Seismic Azimuthal Anisotropy and Fracture Analysis from PP Reflection Data
Many of the reservoirs, such as carbonates, tight clastics and basement reservoirs, are often fractured. In oil and gas exploration and development, one may require the delineation of the distribution and orientation of fractures. Fractures can not only provide pore space to hold oil and gas in place, but can also increase permeability to provide a pathway for fluid flowing from reservoir to well locations. There are three existing methods for extracting fracture information from PP seismic data. They are: (1) NMO velocity method, (2) residual moveout method, and (3) amplitude method. Each of them has advantages and disadvantages.
All three existing methods have some limitations, as some factors influence the precision and accuracy of the results of fracture analysis. A dipping reflector may induce "false" azimuthal anisotropy of the seismic amplitudes.

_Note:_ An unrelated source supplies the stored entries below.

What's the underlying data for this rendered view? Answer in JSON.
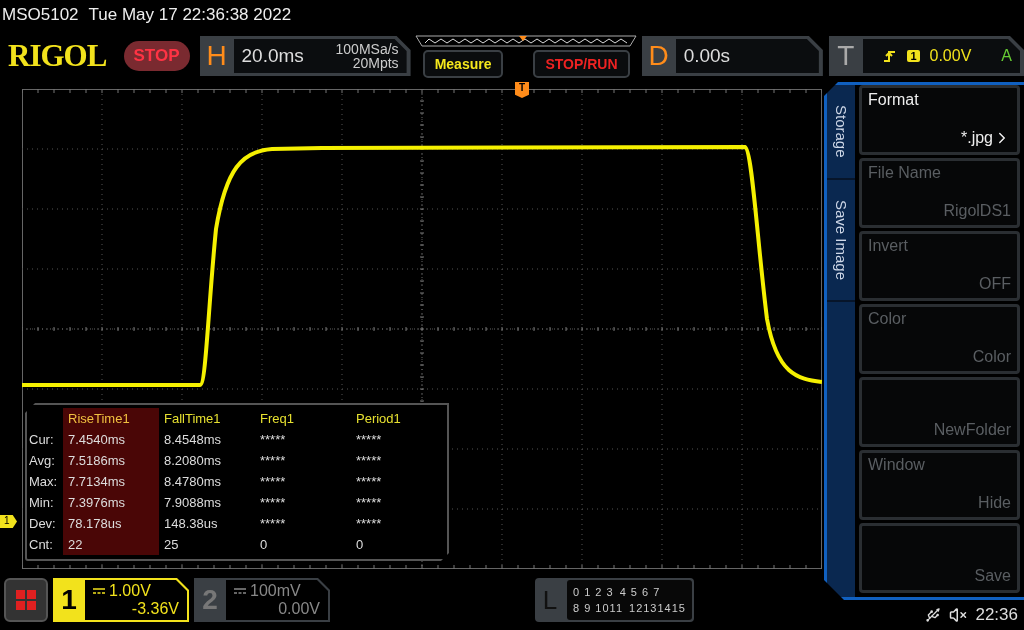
{
  "status_line": {
    "model": "MSO5102",
    "datetime": "Tue May 17 22:36:38 2022"
  },
  "header": {
    "logo": "RIGOL",
    "run_state": "STOP",
    "horizontal": {
      "label": "H",
      "timebase": "20.0ms",
      "sample_rate": "100MSa/s",
      "memory_depth": "20Mpts"
    },
    "buttons": [
      {
        "label": "Measure",
        "kind": "measure"
      },
      {
        "label": "STOP/RUN",
        "kind": "run"
      }
    ],
    "delay": {
      "label": "D",
      "value": "0.00s"
    },
    "trigger": {
      "label": "T",
      "source": "1",
      "level": "0.00V",
      "mode": "A"
    }
  },
  "trigger_marker": "T",
  "channel_marker": "1",
  "measurements": {
    "columns": [
      {
        "label": "RiseTime1",
        "selected": true
      },
      {
        "label": "FallTime1",
        "selected": false
      },
      {
        "label": "Freq1",
        "selected": false
      },
      {
        "label": "Period1",
        "selected": false
      }
    ],
    "rows": [
      {
        "label": "Cur:",
        "cells": [
          "7.4540ms",
          "8.4548ms",
          "*****",
          "*****"
        ]
      },
      {
        "label": "Avg:",
        "cells": [
          "7.5186ms",
          "8.2080ms",
          "*****",
          "*****"
        ]
      },
      {
        "label": "Max:",
        "cells": [
          "7.7134ms",
          "8.4780ms",
          "*****",
          "*****"
        ]
      },
      {
        "label": "Min:",
        "cells": [
          "7.3976ms",
          "7.9088ms",
          "*****",
          "*****"
        ]
      },
      {
        "label": "Dev:",
        "cells": [
          "78.178us",
          "148.38us",
          "*****",
          "*****"
        ]
      },
      {
        "label": "Cnt:",
        "cells": [
          "22",
          "25",
          "0",
          "0"
        ]
      }
    ]
  },
  "menu": {
    "tabs": [
      {
        "label": "Storage"
      },
      {
        "label": "Save Image"
      }
    ],
    "items": [
      {
        "label": "Format",
        "value": "*.jpg",
        "enabled": true,
        "submenu": true
      },
      {
        "label": "File Name",
        "value": "RigolDS1",
        "enabled": false,
        "submenu": false
      },
      {
        "label": "Invert",
        "value": "OFF",
        "enabled": false,
        "submenu": false
      },
      {
        "label": "Color",
        "value": "Color",
        "enabled": false,
        "submenu": false
      },
      {
        "value": "NewFolder",
        "enabled": false,
        "submenu": false
      },
      {
        "label": "Window",
        "value": "Hide",
        "enabled": false,
        "submenu": false
      },
      {
        "value": "Save",
        "enabled": false,
        "submenu": false
      }
    ]
  },
  "channels": [
    {
      "number": "1",
      "scale": "1.00V",
      "offset": "-3.36V",
      "selected": true
    },
    {
      "number": "2",
      "scale": "100mV",
      "offset": "0.00V",
      "selected": false
    }
  ],
  "logic": {
    "label": "L",
    "rows": [
      [
        "0 1 2 3",
        "4 5 6 7"
      ],
      [
        "8 9 1011",
        "12131415"
      ]
    ]
  },
  "status_bar": {
    "time": "22:36"
  }
}
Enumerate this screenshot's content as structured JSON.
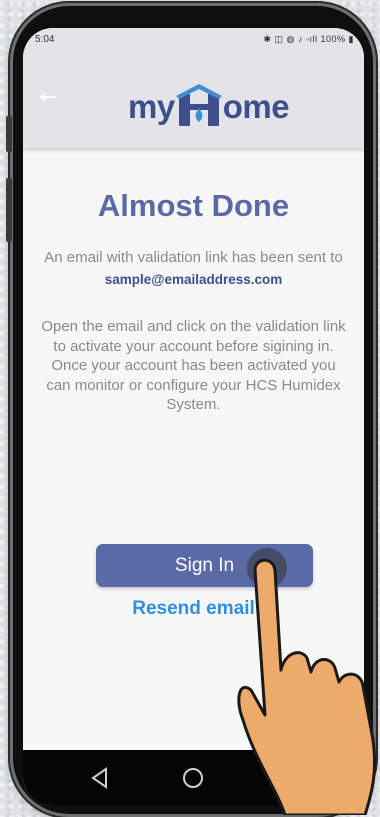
{
  "status_bar": {
    "time": "5:04",
    "icons": "✱ ◫ ◍ ♪ ◦ıll 100% ▮"
  },
  "app_bar": {
    "back_icon": "arrow-left-icon",
    "logo_left": "my",
    "logo_right": "ome"
  },
  "main": {
    "title": "Almost Done",
    "message": "An email with validation link has been sent to",
    "email": "sample@emailaddress.com",
    "instructions_1": "Open the email and click on the validation link to activate your account before sigining in.",
    "instructions_2": "Once your account has been activated you can monitor or configure your HCS Humidex System."
  },
  "actions": {
    "sign_in_label": "Sign In",
    "resend_label": "Resend email"
  },
  "nav": {
    "icons": [
      "back-triangle-icon",
      "home-circle-icon",
      "recents-square-icon"
    ]
  },
  "colors": {
    "brand": "#3d4f8d",
    "button": "#5a6aa6",
    "link": "#2f8fe0"
  }
}
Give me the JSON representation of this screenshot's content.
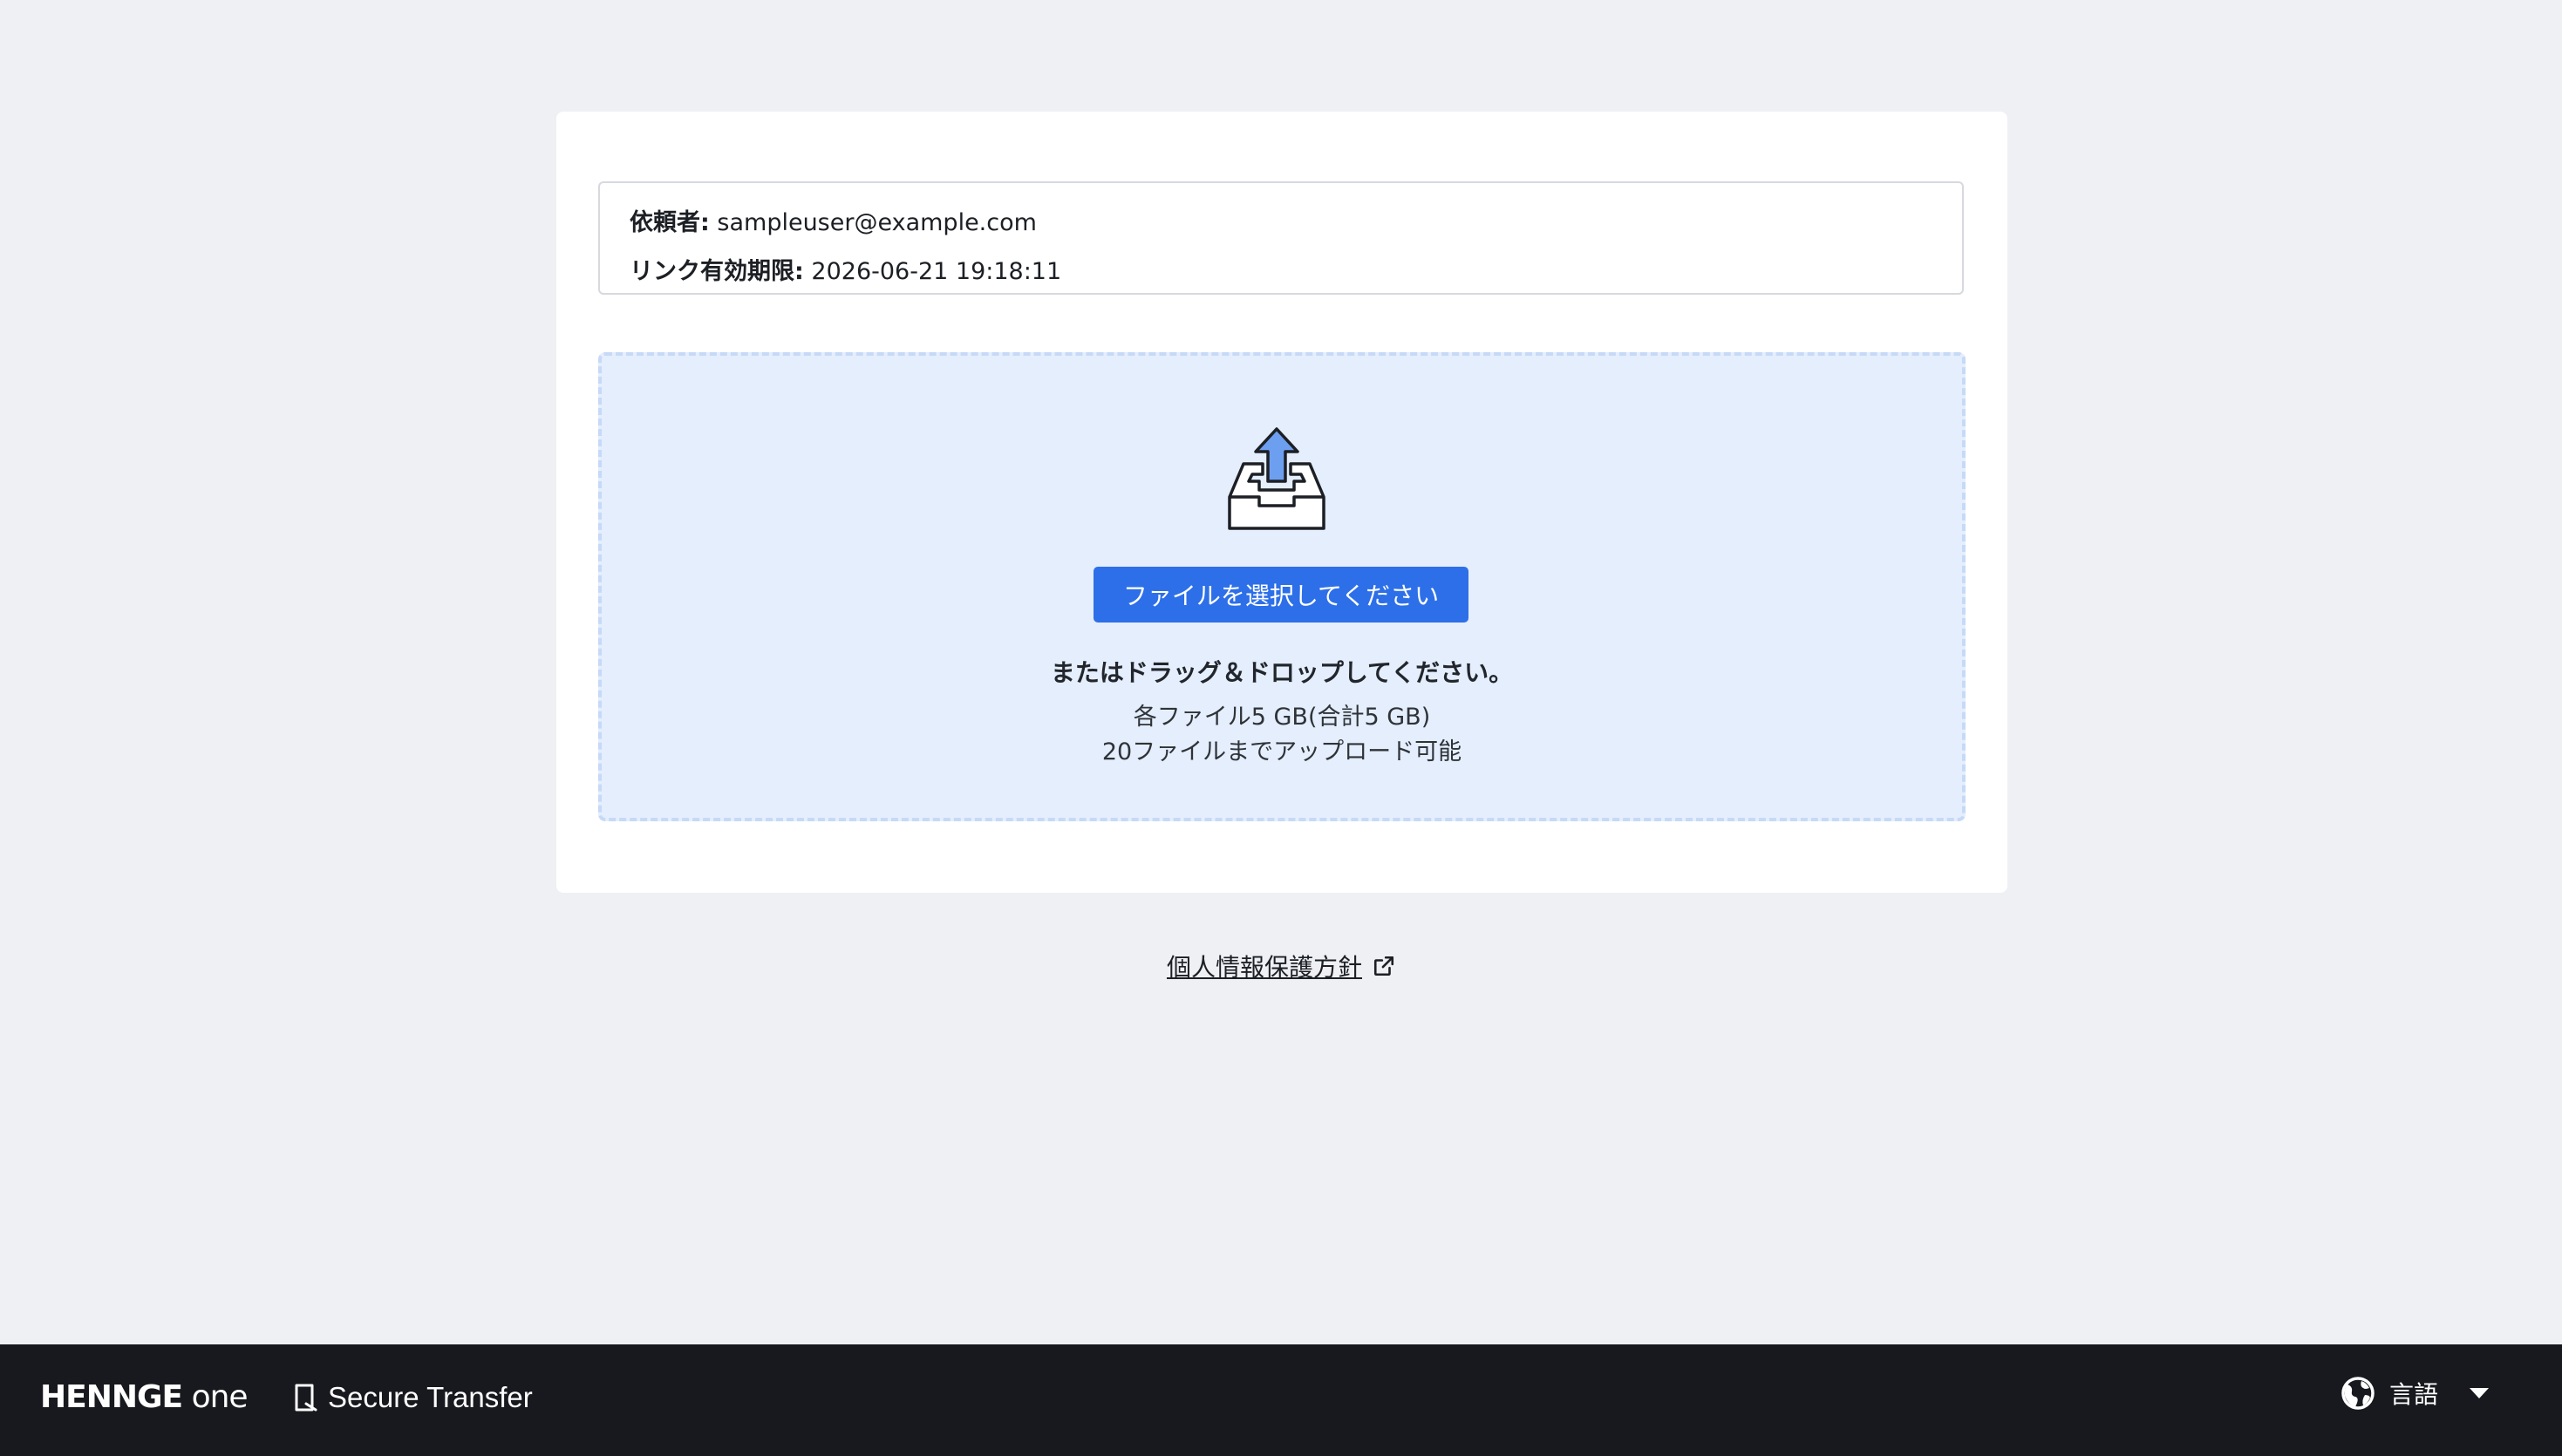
{
  "request": {
    "requester_label": "依頼者:",
    "requester_value": "sampleuser@example.com",
    "expiry_label": "リンク有効期限:",
    "expiry_value": "2026-06-21 19:18:11"
  },
  "upload": {
    "select_button_label": "ファイルを選択してください",
    "drag_text": "またはドラッグ＆ドロップしてください。",
    "limit_size": "各ファイル5 GB(合計5 GB)",
    "limit_count": "20ファイルまでアップロード可能",
    "icon": "upload-tray-icon",
    "accent_color": "#2d6fe8"
  },
  "privacy": {
    "label": "個人情報保護方針",
    "icon": "external-link-icon"
  },
  "footer": {
    "brand_part1": "HENNGE",
    "brand_part2": "one",
    "product_name": "Secure Transfer",
    "product_icon": "secure-transfer-icon",
    "language_label": "言語",
    "language_icon": "globe-icon",
    "dropdown_icon": "caret-down-icon"
  }
}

Furthermore, in structural areas, detecting fractures from unmigrated CMP gathers will misposition fracture information. Therefore, migration must be incorporated into fracture analysis. Because the widely used common-offset migration will smear the incident angles, prestack common-angle time migration was developed in this dissertation and tested on synthetic and field data. The prestack common-angle migration solves smearing of incident angle, mispositioning and anisotropy induced by dipping reflectors simultaneously.
A new method, inversion, was developed. It is an integration of the NMO velocity method and the moveout method for extracting Thomsen's parameter, (v), from the residual moveout on the bottom of the fractured layer.
A practical workflow for fracture analysis using PP reflection data is presented in this dissertation. Both the amplitude method and the inversion are employed in the workflow. The amplitude method gives detailed information on every time sample. In contrast, the inversion gives the information for the entire fractured layer. This workflow was successfully applied to both physical modeling data and field data. The results match the original model and the well production rates.